The summit would be the perfect opportunity to do some serious Galeon hacking, but as Nokia is paying for my trip the hobby hacking would probably have to be done during breakfast, lunch, dinner, and party time. Sad to hear crispin isn’t having company support for the trip. Maybe if he promised to hack on tasks of our choosing we could help out a bit… 🙂

Mono on 770

Mono on 770. More fuel for language flame wars. Let’s write maemo applications in qt#! 🙂

garrrr!

No garnome upgrade without evolution breakage, not for me… Some progress though, this time around it’s mostly usable instead of crashing right on startup.

Now evolution hangs on showing meeting requests from exchange server. Seems that e-d-s simply crashes leaving evolution blocking on a mutex or futex or something. Running e-d-s in gdb, or attaching gdb to running process provides no additional clues, even gdb gets all confused and fails with internal error. Guess gdb 5.3something is too old, fortunately gdb appears to be trivial to build. Unlike evolution…

Naturally the crash isn’t happening in offline mode, so I need to continue debugging back at the office tomorrow. Hope I’m not missing too many meetings.

(Winner of the day was no doubt Planet Arrrr! DF)

gtk+ patch partially digested

quilt is kind of nice, I think. It might be that there actually is a way to sanely maintain a huge set of patches as patches, provided that you put some effort to it.

The geek in me found a new toy and couldn’t stop playing with for a while. So as a result the maemo gtk+ patch is now available also in smaller pieces in the svn repository. Sadly the treeview is still quite a big ball of spaghetti.

Bug camp – day after

My head hurts. It must’ve been the red wine.

The dinner was a Surprise Trip, a six course meal at Mecca. The dishes were rather unusual (considering my usual menu doesn’t include anything more complicated than pizza) but good, I even rather liked the Rockfort cheese ice cream even though I’ve never acquired the taste for cheese in general. Carlos was expecting to get a fish sausage, but it never came, fortunately. If my understanding of portion size relation to price is correct, the dinner must’ve been pretty expensive.
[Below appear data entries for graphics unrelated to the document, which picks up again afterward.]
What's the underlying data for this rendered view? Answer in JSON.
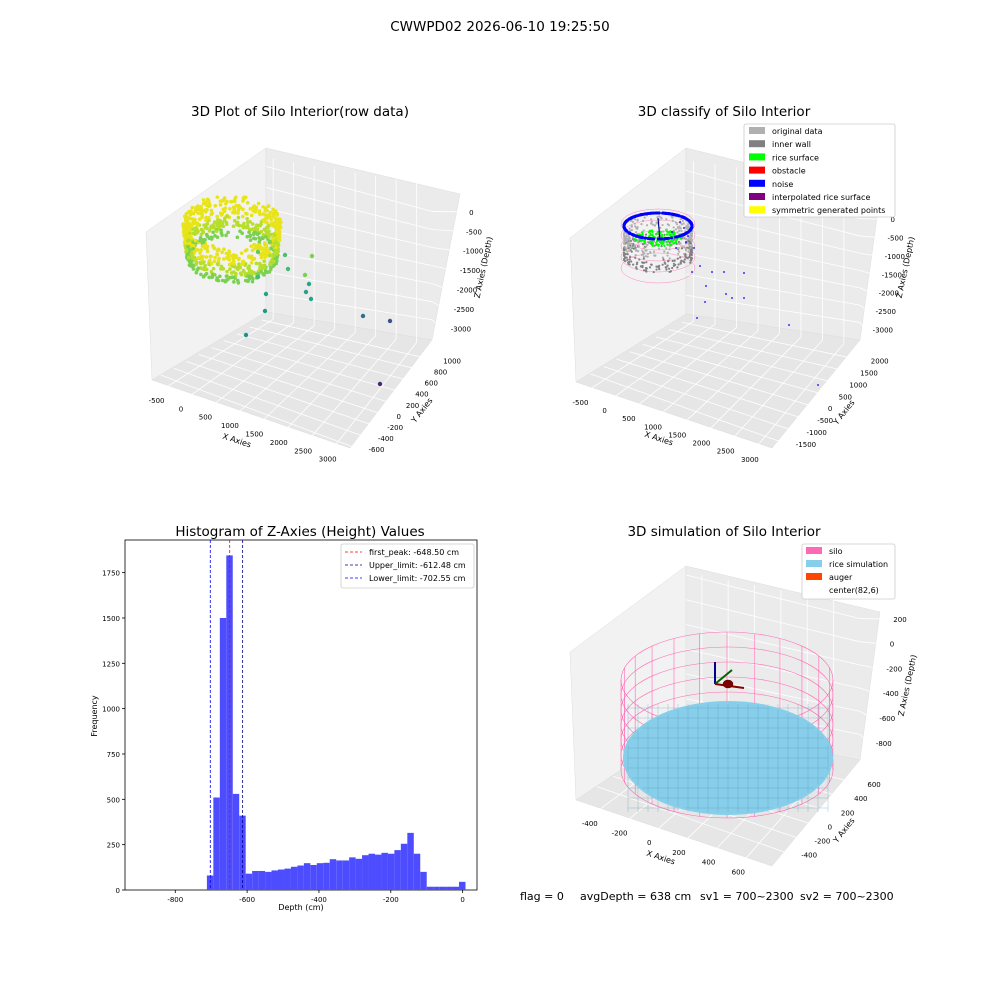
{
  "suptitle": "CWWPD02 2026-06-10 19:25:50",
  "panel1": {
    "title": "3D Plot of Silo Interior(row data)",
    "xlabel": "X Axies",
    "ylabel": "Y Axies",
    "zlabel": "Z Axies (Depth)",
    "xticks": [
      "-500",
      "0",
      "500",
      "1000",
      "1500",
      "2000",
      "2500",
      "3000"
    ],
    "yticks": [
      "1000",
      "800",
      "600",
      "400",
      "200",
      "0",
      "-200",
      "-400",
      "-600"
    ],
    "zticks": [
      "0",
      "-500",
      "-1000",
      "-1500",
      "-2000",
      "-2500",
      "-3000"
    ]
  },
  "panel2": {
    "title": "3D classify of Silo Interior",
    "xlabel": "X Axies",
    "ylabel": "Y Axies",
    "zlabel": "Z Axies (Depth)",
    "xticks": [
      "-500",
      "0",
      "500",
      "1000",
      "1500",
      "2000",
      "2500",
      "3000"
    ],
    "yticks": [
      "2000",
      "1500",
      "1000",
      "500",
      "0",
      "-500",
      "-1000",
      "-1500"
    ],
    "zticks": [
      "0",
      "-500",
      "-1000",
      "-1500",
      "-2000",
      "-2500",
      "-3000"
    ],
    "legend": [
      {
        "label": "original data",
        "color": "#b0b0b0"
      },
      {
        "label": "inner wall",
        "color": "#808080"
      },
      {
        "label": "rice surface",
        "color": "#00ff00"
      },
      {
        "label": "obstacle",
        "color": "#ff0000"
      },
      {
        "label": "noise",
        "color": "#0000ff"
      },
      {
        "label": "interpolated rice surface",
        "color": "#800080"
      },
      {
        "label": "symmetric generated points",
        "color": "#ffff00"
      }
    ]
  },
  "panel3": {
    "title": "Histogram of Z-Axies (Height) Values",
    "xlabel": "Depth (cm)",
    "ylabel": "Frequency",
    "xticks": [
      "-800",
      "-600",
      "-400",
      "-200",
      "0"
    ],
    "yticks": [
      "0",
      "250",
      "500",
      "750",
      "1000",
      "1250",
      "1500",
      "1750"
    ],
    "legend": [
      {
        "label": "first_peak: -648.50 cm",
        "color": "#ff0000"
      },
      {
        "label": "Upper_limit: -612.48 cm",
        "color": "#00008b"
      },
      {
        "label": "Lower_limit: -702.55 cm",
        "color": "#0000ff"
      }
    ]
  },
  "panel4": {
    "title": "3D simulation of Silo Interior",
    "xlabel": "X Axies",
    "ylabel": "Y Axies",
    "zlabel": "Z Axies (Depth)",
    "xticks": [
      "-400",
      "-200",
      "0",
      "200",
      "400",
      "600"
    ],
    "yticks": [
      "600",
      "400",
      "200",
      "0",
      "-200",
      "-400"
    ],
    "zticks": [
      "200",
      "0",
      "-200",
      "-400",
      "-600",
      "-800"
    ],
    "legend": [
      {
        "label": "silo",
        "color": "#ff69b4"
      },
      {
        "label": "rice simulation",
        "color": "#87ceeb"
      },
      {
        "label": "auger",
        "color": "#ff4500"
      },
      {
        "label": "center(82,6)",
        "color": ""
      }
    ]
  },
  "footer": {
    "flag": "flag = 0",
    "avg": "avgDepth = 638 cm",
    "sv1": "sv1 = 700~2300",
    "sv2": "sv2 = 700~2300"
  },
  "chart_data": [
    {
      "type": "scatter",
      "title": "3D Plot of Silo Interior(row data)",
      "xlabel": "X Axies",
      "ylabel": "Y Axies",
      "zlabel": "Z Axies (Depth)",
      "xlim": [
        -600,
        3200
      ],
      "ylim": [
        -700,
        1100
      ],
      "zlim": [
        -3300,
        100
      ],
      "note_series": "dense elliptical ring of points near origin, sparse outliers",
      "grid": true
    },
    {
      "type": "scatter",
      "title": "3D classify of Silo Interior",
      "xlabel": "X Axies",
      "ylabel": "Y Axies",
      "zlabel": "Z Axies (Depth)",
      "xlim": [
        -600,
        3200
      ],
      "ylim": [
        -1600,
        2100
      ],
      "zlim": [
        -3300,
        100
      ],
      "grid": true,
      "legend": "top-right"
    },
    {
      "type": "bar",
      "title": "Histogram of Z-Axies (Height) Values",
      "xlabel": "Depth (cm)",
      "ylabel": "Frequency",
      "xlim": [
        -940,
        40
      ],
      "ylim": [
        0,
        1930
      ],
      "bin_width": 18,
      "bins": [
        {
          "x": -712,
          "v": 80
        },
        {
          "x": -694,
          "v": 510
        },
        {
          "x": -676,
          "v": 1500
        },
        {
          "x": -658,
          "v": 1845
        },
        {
          "x": -640,
          "v": 530
        },
        {
          "x": -622,
          "v": 410
        },
        {
          "x": -604,
          "v": 90
        },
        {
          "x": -586,
          "v": 105
        },
        {
          "x": -568,
          "v": 105
        },
        {
          "x": -550,
          "v": 100
        },
        {
          "x": -532,
          "v": 108
        },
        {
          "x": -514,
          "v": 113
        },
        {
          "x": -496,
          "v": 118
        },
        {
          "x": -478,
          "v": 128
        },
        {
          "x": -460,
          "v": 135
        },
        {
          "x": -442,
          "v": 148
        },
        {
          "x": -424,
          "v": 138
        },
        {
          "x": -406,
          "v": 148
        },
        {
          "x": -388,
          "v": 150
        },
        {
          "x": -370,
          "v": 170
        },
        {
          "x": -352,
          "v": 163
        },
        {
          "x": -334,
          "v": 163
        },
        {
          "x": -316,
          "v": 180
        },
        {
          "x": -298,
          "v": 172
        },
        {
          "x": -280,
          "v": 192
        },
        {
          "x": -262,
          "v": 200
        },
        {
          "x": -244,
          "v": 195
        },
        {
          "x": -226,
          "v": 205
        },
        {
          "x": -208,
          "v": 200
        },
        {
          "x": -190,
          "v": 220
        },
        {
          "x": -172,
          "v": 255
        },
        {
          "x": -154,
          "v": 315
        },
        {
          "x": -136,
          "v": 200
        },
        {
          "x": -118,
          "v": 100
        },
        {
          "x": -100,
          "v": 18
        },
        {
          "x": -82,
          "v": 18
        },
        {
          "x": -64,
          "v": 18
        },
        {
          "x": -46,
          "v": 18
        },
        {
          "x": -28,
          "v": 18
        },
        {
          "x": -10,
          "v": 45
        }
      ],
      "vlines": [
        {
          "name": "first_peak: -648.50 cm",
          "x": -648.5
        },
        {
          "name": "Upper_limit: -612.48 cm",
          "x": -612.48
        },
        {
          "name": "Lower_limit: -702.55 cm",
          "x": -702.55
        }
      ],
      "legend": "top-right"
    },
    {
      "type": "scatter",
      "title": "3D simulation of Silo Interior",
      "xlabel": "X Axies",
      "ylabel": "Y Axies",
      "zlabel": "Z Axies (Depth)",
      "xlim": [
        -500,
        700
      ],
      "ylim": [
        -500,
        700
      ],
      "zlim": [
        -850,
        300
      ],
      "grid": true,
      "legend": "top-right"
    }
  ]
}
Time flew. Three hours had passed when we finished. After the dinner we went to McDonald’s to get something to eat. Just kidding. Actually we went to Teatteri where we met with Fluendo guys (hi Uraeus!) who someone had let loose in Helsinki.

I think it’s time to fix my caffeine deprivation now.

Bug camp – day III

We were victorious! Some little new ones may have managed to slip through, but we killed all the nasties.
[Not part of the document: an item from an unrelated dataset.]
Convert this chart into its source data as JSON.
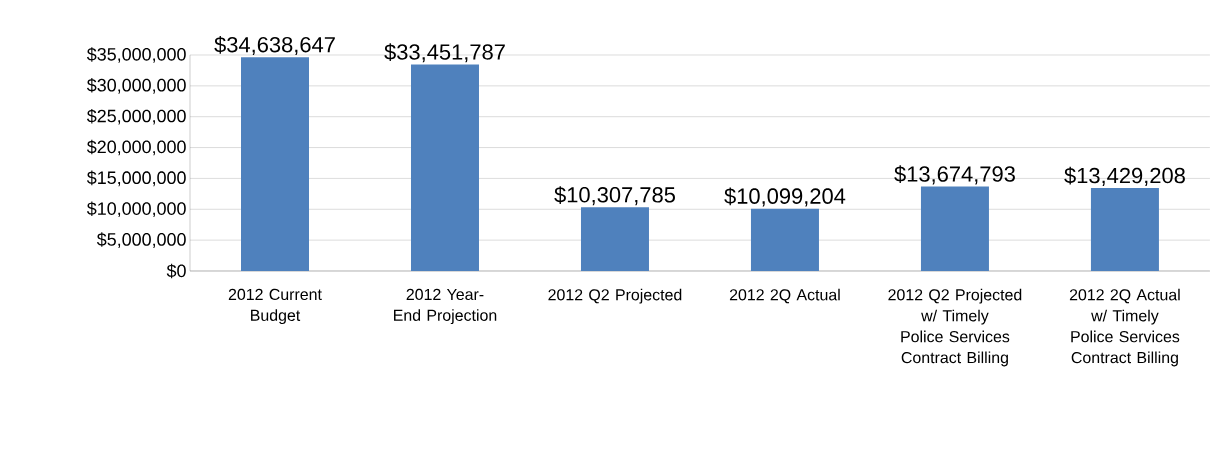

Now off to dinner. The menu is a surprise. I wonder if that’s a good thing or bad thing..

Bug camp – day II

Note to self: for the next bug camp make sure there’s a UI designer readily available. You are going to find bugs in use cases no one had thought of before anyway, so the designer can right there and then give quick feedback on how things are supposed to work and what kind of compromises are acceptable.
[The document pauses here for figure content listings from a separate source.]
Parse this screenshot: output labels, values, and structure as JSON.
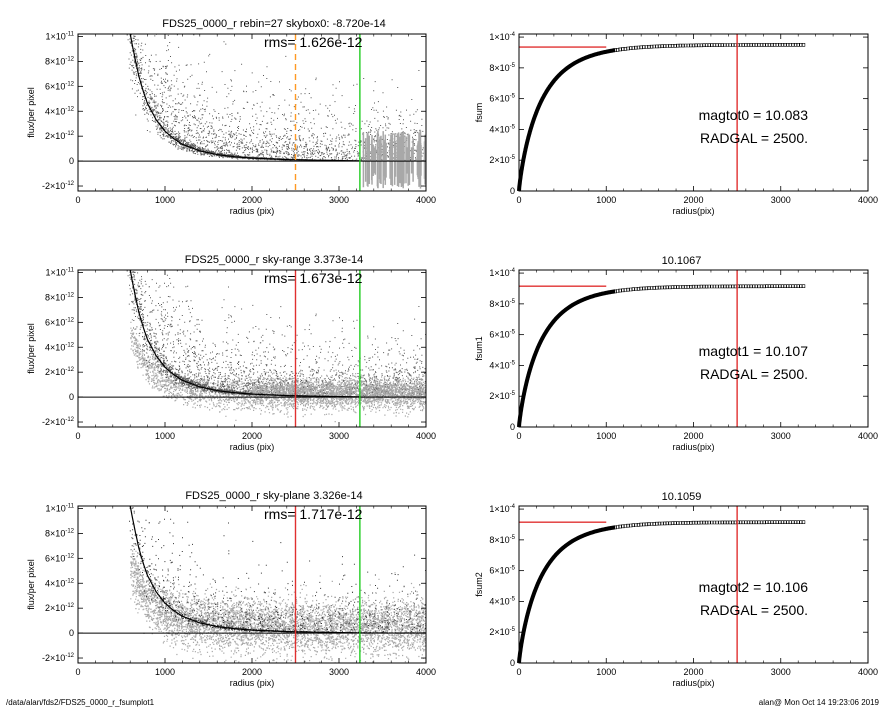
{
  "footer": {
    "path": "/data/alan/fds2/FDS25_0000_r_fsumplot1",
    "stamp": "alan@  Mon Oct 14 19:23:06 2019"
  },
  "colors": {
    "scatter_dark": "#555555",
    "scatter_light": "#a8a8a8",
    "profile": "#000000",
    "red_line": "#e03030",
    "green_line": "#22cc22",
    "orange_dashed": "#ff9922"
  },
  "chart_data": [
    {
      "type": "scatter",
      "title": "FDS25_0000_r rebin=27    skybox0: -8.720e-14",
      "annotation": "rms= 1.626e-12",
      "xlabel": "radius (pix)",
      "ylabel": "flux/per pixel",
      "xlim": [
        0,
        4000
      ],
      "ylim": [
        -2.4e-12,
        1.02e-11
      ],
      "xticks": [
        "0",
        "1000",
        "2000",
        "3000",
        "4000"
      ],
      "yticks": [
        {
          "value": 1e-11,
          "base": "1×10",
          "exp": "-11"
        },
        {
          "value": 8e-12,
          "base": "8×10",
          "exp": "-12"
        },
        {
          "value": 6e-12,
          "base": "6×10",
          "exp": "-12"
        },
        {
          "value": 4e-12,
          "base": "4×10",
          "exp": "-12"
        },
        {
          "value": 2e-12,
          "base": "2×10",
          "exp": "-12"
        },
        {
          "value": 0,
          "base": "0",
          "exp": ""
        },
        {
          "value": -2e-12,
          "base": "-2×10",
          "exp": "-12"
        }
      ],
      "vlines": [
        {
          "x": 2500,
          "color": "#ff9922",
          "style": "dashed"
        },
        {
          "x": 3240,
          "color": "#22cc22",
          "style": "solid"
        }
      ],
      "zero_line": true,
      "profile": {
        "x": [
          600,
          650,
          700,
          750,
          800,
          900,
          1000,
          1100,
          1200,
          1400,
          1600,
          1800,
          2000,
          2400,
          2800,
          3240
        ],
        "y": [
          1.02e-11,
          8.4e-12,
          6.8e-12,
          5.6e-12,
          4.6e-12,
          3.3e-12,
          2.4e-12,
          1.8e-12,
          1.35e-12,
          8.2e-13,
          5.2e-13,
          3.5e-13,
          2.4e-13,
          1.2e-13,
          6e-14,
          2e-14
        ]
      },
      "scatter_style": "dark"
    },
    {
      "type": "scatter",
      "title": "FDS25_0000_r sky-range  3.373e-14",
      "annotation": "rms= 1.673e-12",
      "xlabel": "radius (pix)",
      "ylabel": "flux/per pixel",
      "xlim": [
        0,
        4000
      ],
      "ylim": [
        -2.4e-12,
        1.02e-11
      ],
      "xticks": [
        "0",
        "1000",
        "2000",
        "3000",
        "4000"
      ],
      "yticks": [
        {
          "value": 1e-11,
          "base": "1×10",
          "exp": "-11"
        },
        {
          "value": 8e-12,
          "base": "8×10",
          "exp": "-12"
        },
        {
          "value": 6e-12,
          "base": "6×10",
          "exp": "-12"
        },
        {
          "value": 4e-12,
          "base": "4×10",
          "exp": "-12"
        },
        {
          "value": 2e-12,
          "base": "2×10",
          "exp": "-12"
        },
        {
          "value": 0,
          "base": "0",
          "exp": ""
        },
        {
          "value": -2e-12,
          "base": "-2×10",
          "exp": "-12"
        }
      ],
      "vlines": [
        {
          "x": 2500,
          "color": "#e03030",
          "style": "solid"
        },
        {
          "x": 3240,
          "color": "#22cc22",
          "style": "solid"
        }
      ],
      "zero_line": true,
      "profile": {
        "x": [
          600,
          650,
          700,
          750,
          800,
          900,
          1000,
          1100,
          1200,
          1400,
          1600,
          1800,
          2000,
          2400,
          2800,
          3240
        ],
        "y": [
          1.02e-11,
          8.4e-12,
          6.8e-12,
          5.6e-12,
          4.6e-12,
          3.3e-12,
          2.4e-12,
          1.8e-12,
          1.35e-12,
          8.2e-13,
          5.2e-13,
          3.5e-13,
          2.4e-13,
          1.2e-13,
          6e-14,
          2e-14
        ]
      },
      "scatter_style": "mixed"
    },
    {
      "type": "scatter",
      "title": "FDS25_0000_r sky-plane  3.326e-14",
      "annotation": "rms= 1.717e-12",
      "xlabel": "radius (pix)",
      "ylabel": "flux/per pixel",
      "xlim": [
        0,
        4000
      ],
      "ylim": [
        -2.4e-12,
        1.02e-11
      ],
      "xticks": [
        "0",
        "1000",
        "2000",
        "3000",
        "4000"
      ],
      "yticks": [
        {
          "value": 1e-11,
          "base": "1×10",
          "exp": "-11"
        },
        {
          "value": 8e-12,
          "base": "8×10",
          "exp": "-12"
        },
        {
          "value": 6e-12,
          "base": "6×10",
          "exp": "-12"
        },
        {
          "value": 4e-12,
          "base": "4×10",
          "exp": "-12"
        },
        {
          "value": 2e-12,
          "base": "2×10",
          "exp": "-12"
        },
        {
          "value": 0,
          "base": "0",
          "exp": ""
        },
        {
          "value": -2e-12,
          "base": "-2×10",
          "exp": "-12"
        }
      ],
      "vlines": [
        {
          "x": 2500,
          "color": "#e03030",
          "style": "solid"
        },
        {
          "x": 3240,
          "color": "#22cc22",
          "style": "solid"
        }
      ],
      "zero_line": true,
      "profile": {
        "x": [
          600,
          650,
          700,
          750,
          800,
          900,
          1000,
          1100,
          1200,
          1400,
          1600,
          1800,
          2000,
          2400,
          2800,
          3240
        ],
        "y": [
          1.02e-11,
          8.4e-12,
          6.8e-12,
          5.6e-12,
          4.6e-12,
          3.3e-12,
          2.4e-12,
          1.8e-12,
          1.35e-12,
          8.2e-13,
          5.2e-13,
          3.5e-13,
          2.4e-13,
          1.2e-13,
          6e-14,
          2e-14
        ]
      },
      "scatter_style": "light"
    },
    {
      "type": "line",
      "title": "",
      "annotation_lines": [
        "magtot0 =  10.083",
        "RADGAL =   2500."
      ],
      "xlabel": "radius(pix)",
      "ylabel": "fsum",
      "xlim": [
        0,
        4000
      ],
      "ylim": [
        0,
        0.000102
      ],
      "xticks": [
        "0",
        "1000",
        "2000",
        "3000",
        "4000"
      ],
      "yticks": [
        {
          "value": 0,
          "base": "0",
          "exp": ""
        },
        {
          "value": 2e-05,
          "base": "2×10",
          "exp": "-5"
        },
        {
          "value": 4e-05,
          "base": "4×10",
          "exp": "-5"
        },
        {
          "value": 6e-05,
          "base": "6×10",
          "exp": "-5"
        },
        {
          "value": 8e-05,
          "base": "8×10",
          "exp": "-5"
        },
        {
          "value": 0.0001,
          "base": "1×10",
          "exp": "-4"
        }
      ],
      "asymptote": {
        "y": 9.35e-05,
        "x": [
          0,
          1000
        ],
        "color": "#e03030"
      },
      "vline": {
        "x": 2500,
        "color": "#e03030"
      },
      "curve": {
        "asymptote": 9.5e-05,
        "scale": 270,
        "xmax": 3270
      }
    },
    {
      "type": "line",
      "title": "10.1067",
      "annotation_lines": [
        "magtot1 =  10.107",
        "RADGAL =   2500."
      ],
      "xlabel": "radius(pix)",
      "ylabel": "fsum1",
      "xlim": [
        0,
        4000
      ],
      "ylim": [
        0,
        0.000102
      ],
      "xticks": [
        "0",
        "1000",
        "2000",
        "3000",
        "4000"
      ],
      "yticks": [
        {
          "value": 0,
          "base": "0",
          "exp": ""
        },
        {
          "value": 2e-05,
          "base": "2×10",
          "exp": "-5"
        },
        {
          "value": 4e-05,
          "base": "4×10",
          "exp": "-5"
        },
        {
          "value": 6e-05,
          "base": "6×10",
          "exp": "-5"
        },
        {
          "value": 8e-05,
          "base": "8×10",
          "exp": "-5"
        },
        {
          "value": 0.0001,
          "base": "1×10",
          "exp": "-4"
        }
      ],
      "asymptote": {
        "y": 9.15e-05,
        "x": [
          0,
          1000
        ],
        "color": "#e03030"
      },
      "vline": {
        "x": 2500,
        "color": "#e03030"
      },
      "curve": {
        "asymptote": 9.15e-05,
        "scale": 270,
        "xmax": 3270
      }
    },
    {
      "type": "line",
      "title": "10.1059",
      "annotation_lines": [
        "magtot2 =  10.106",
        "RADGAL =   2500."
      ],
      "xlabel": "radius(pix)",
      "ylabel": "fsum2",
      "xlim": [
        0,
        4000
      ],
      "ylim": [
        0,
        0.000102
      ],
      "xticks": [
        "0",
        "1000",
        "2000",
        "3000",
        "4000"
      ],
      "yticks": [
        {
          "value": 0,
          "base": "0",
          "exp": ""
        },
        {
          "value": 2e-05,
          "base": "2×10",
          "exp": "-5"
        },
        {
          "value": 4e-05,
          "base": "4×10",
          "exp": "-5"
        },
        {
          "value": 6e-05,
          "base": "6×10",
          "exp": "-5"
        },
        {
          "value": 8e-05,
          "base": "8×10",
          "exp": "-5"
        },
        {
          "value": 0.0001,
          "base": "1×10",
          "exp": "-4"
        }
      ],
      "asymptote": {
        "y": 9.15e-05,
        "x": [
          0,
          1000
        ],
        "color": "#e03030"
      },
      "vline": {
        "x": 2500,
        "color": "#e03030"
      },
      "curve": {
        "asymptote": 9.15e-05,
        "scale": 270,
        "xmax": 3270
      }
    }
  ]
}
Number of bug fixes in the pipeline gone up. For gtk+ as soon as I managed to finish one build (takes only half an hour per architecture) there were usually more patches coming in. I dream of a cluster of build daemons…

Bug camp – day I

Today our highly trained elite forces gathered together with common goal: to annihilate all bugs. Both of them. Armed with bloated and unreliable testcases, energy drinks, and plain stubbornness we fought fiercely. At the end of the day there was one injury on our side. No confirmed kills. But we have the bugs cornered, right where we want them!

(No images to protect the weak of heart.)

Hrrrr… chilly

Woke up early and left for work earlier than usual this morning. Big mistake! It’s cold out there. Should probably start wearing pants with long legs. Or sleep longer until, say, May. Oh choices, choices…

Input methods goodness

Whining about whitespace changes, creative use of variables, curious memory management (strcmp after free, etc.) and other little things pay off, eventually. Today I committed a patch to our gtk+ enabling switching input methods globally on runtime. With little effort one can use it to get USB keyboard working with the device. Even more hacking and one might even get a Bluetooth keyboard working! Kudos to Kuisma and Tomas.